O DEUS SOBERANO QUE SE RELACIONA COM SEUS FILHOS - Comentário do Salmo 139 - por David Marcos Soares Ferreira



Poucas coisas são tão desejáveis e ao mesmo tempo tão rejeitáveis do que relacionar-se com alguém que nos conhece totalmente. Normalmente, nossos relacionamentos são com pessoas que nos conhecem não pelo que somos e sim pelo que fazemos; com pessoas que nos amam não porque nos conhecem, mas porque nos julgam úteis; com pessoas de quem escondemos aquilo que realmente somos, afinal, se elas descobrissem quem realmente somos, elas não continuariam sendo nossas amigas. A recíproca é verdadeira.
Sendo assim, como seria um relacionamento com alguém para quem não temos nenhum segredo? Com quem eu não precise colocar as minhas máscaras? Com quem eu não precise impressionar com minhas conquistas? O Salmo 139 nos fala da descoberta de um Deus para quem não há segredos, e que mesmo assim, nos ama exatamente pelo que somos. Essa é a grande notícia deste Salmo!
Nos primeiros seis versículos, o salmista faz afirmações acerca do conhecimento que Deus tem do homem. Conhecimento este que penetra os lugares mais sombrios e secretos da alma humana, que nos coloca numa posição de completa vulnerabilidade, afinal, Deus não apenas conhece o que fazemos e o que somos, mas Ele antecipa as nossas ações: o que falamos, pensamos, por onde andamos e até os segredos do silêncio do nosso quarto, são todos eles conhecidos do Senhor!
“Sabes quando me assento e quando me levanto; de longe penetras os meus pensamentos”. (v.2)
Segundo o salmista, o Senhor conhece os detalhes, as minúcias e insignificâncias da nossa vida. O Criador tem os olhos fixos nas distrações que consideramos normais, penetra o impenetrável da nossa mente, sonda os nossos pensamentos e anda naquela região de nossa alma em que os nossos melhores amigos, os mais íntimos, não podem entrar. O Senhor, diz-nos o salmista, avalia a nossa vida pública e a nossa vida íntima: “Esquadrinhas o meu andar e o meu deitar e conheces todos os meus caminhos” (v.3). Além de conhecer todas as nossas necessidades, Ele cuida de cada um de nós: “Tu me cercas por detrás e por diante e sobre mim pões a mão” (v.5). Que coisa impressionante e, ao mesmo tempo, sufocante, a onisciência de Deus! Este atributo divino discerne os nossos pensamentos, peneira os nossos sentimentos e faz com que o Senhor nos conheça melhor do que nós mesmos (v.4)
Deus não apenas sabe de tudo, mas Ele está em todo o lugar! Ele é onipresente! “Se subir ao céu, tu aí estás; se fizer no Seol a minha cama, eis que tu ali estás também.
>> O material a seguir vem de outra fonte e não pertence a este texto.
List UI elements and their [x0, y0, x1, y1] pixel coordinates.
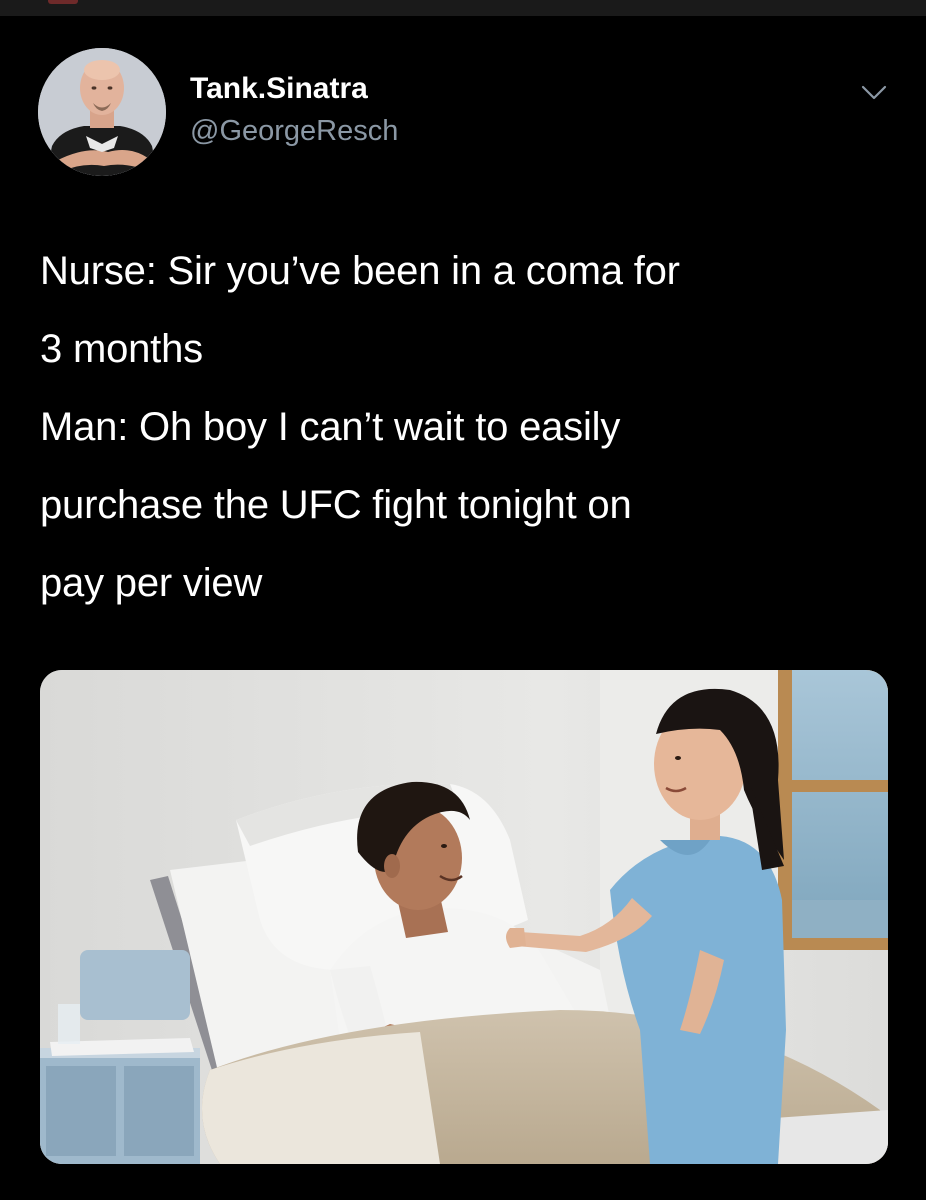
avatar-photo-icon: [38, 48, 166, 176]
author-handle[interactable]: @GeorgeResch: [190, 114, 398, 148]
avatar[interactable]: [38, 48, 166, 176]
tweet-media-photo[interactable]: [40, 670, 888, 1164]
author-display-name[interactable]: Tank.Sinatra: [190, 72, 368, 106]
tweet-text: Nurse: Sir you’ve been in a coma for 3 m…: [40, 232, 900, 622]
status-indicator: [48, 0, 78, 4]
chevron-down-icon[interactable]: [858, 80, 890, 104]
status-bar: [0, 0, 926, 16]
tweet-text-line: Nurse: Sir you’ve been in a coma for: [40, 249, 680, 293]
tweet-text-line: Man: Oh boy I can’t wait to easily: [40, 405, 621, 449]
tweet-text-line: pay per view: [40, 561, 263, 605]
tweet-text-line: 3 months: [40, 327, 203, 371]
tweet-text-line: purchase the UFC fight tonight on: [40, 483, 632, 527]
hospital-room-photo-icon: [40, 670, 888, 1164]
Se tomar as asas da alva, se habitar nas extremidades do mar, ainda ali a tua mão me guiará e a tua destra me susterá”. (v.8-10) Por isso que ele começa esta segunda parte perguntando: “Para onde me ausentarei do teu Espírito?” (v.7). É como se dissesse: “Se pego a Apollo 11, vou à lua, faço uma viagem intergaláctica, lá estás. Se vou ao inferno, à morada da morte, lá estás também. Se pego uma jangada e entro num rio no meio do mato, ali estás. Se faço a viagem de Jonas, no submarino biológico e vou às regiões mais profundas dos mares. Se entro no quarto escuro, no lugar da depressão, das luzes apagadas, lá estás, afinal, “as trevas e a luz são iguais para Ti”. (v.12)
Além de onisciente e onipresente, Deus é onipotente.
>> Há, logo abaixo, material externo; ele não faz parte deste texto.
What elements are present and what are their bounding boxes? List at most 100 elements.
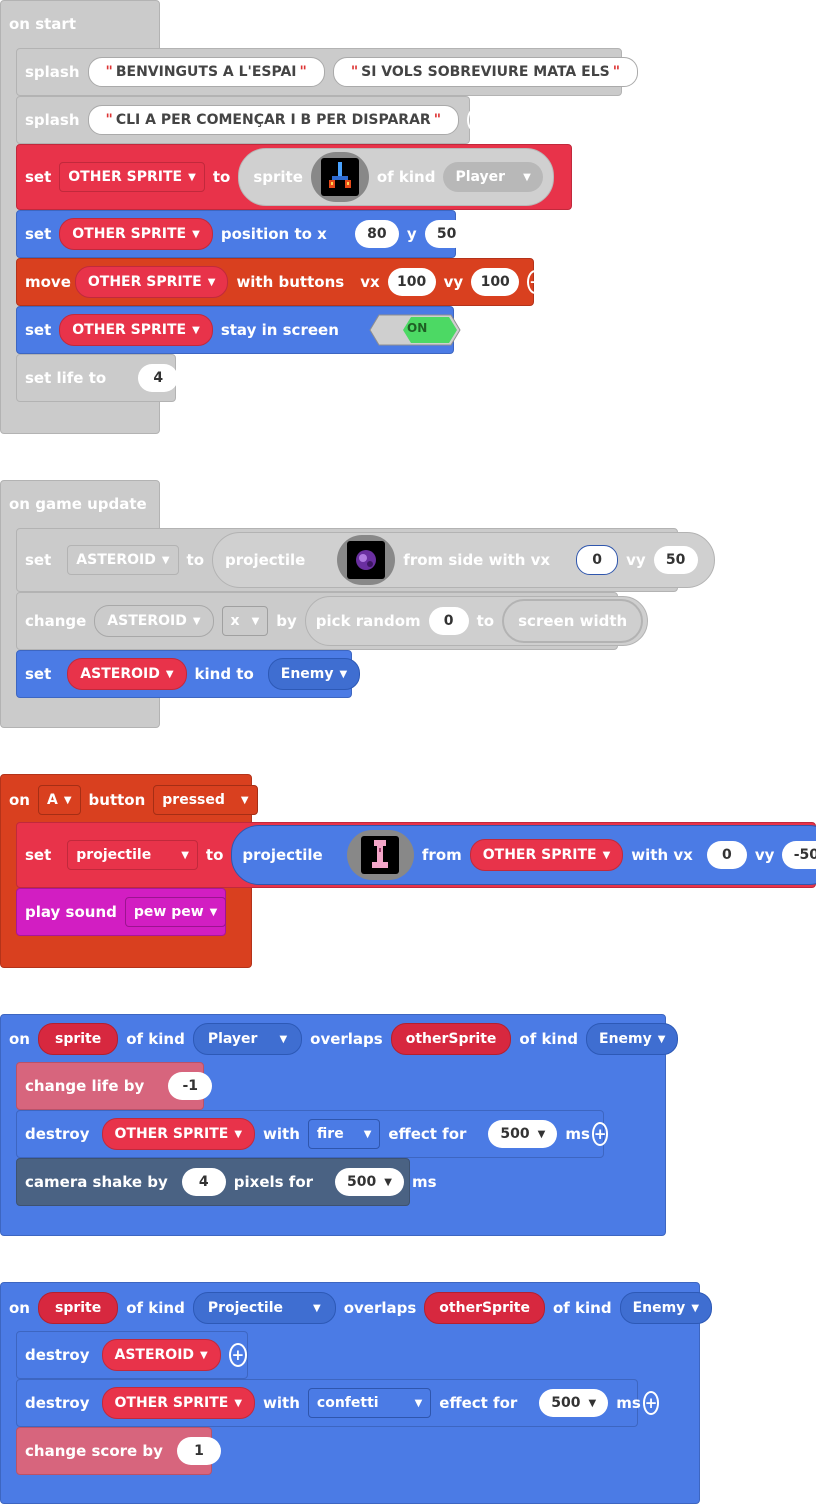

“Tu formaste o meu interior, tu me teceste no seio de minha mãe. Graças te dou, visto que por modo assombrosamente maravilhoso me formaste; as tuas obras são admiráveis, e a minha alma o sabe muito bem”. (v.13,14)

É interessante verificar que quando pensamos no poder de Deus, o associamos ás Cataratas do Iguaçu, à uma grande tempestade, às profundezas do oceano, à imensidão do universo... Davi, no entanto, não faz defesa da onipotência de Deus usando essas figuras. Para Davi, nada demonstra mais a onipotência divina do que a existência humana. Davi fica perplexo ante o poder de Deus, que tece a complexidade da vida interior.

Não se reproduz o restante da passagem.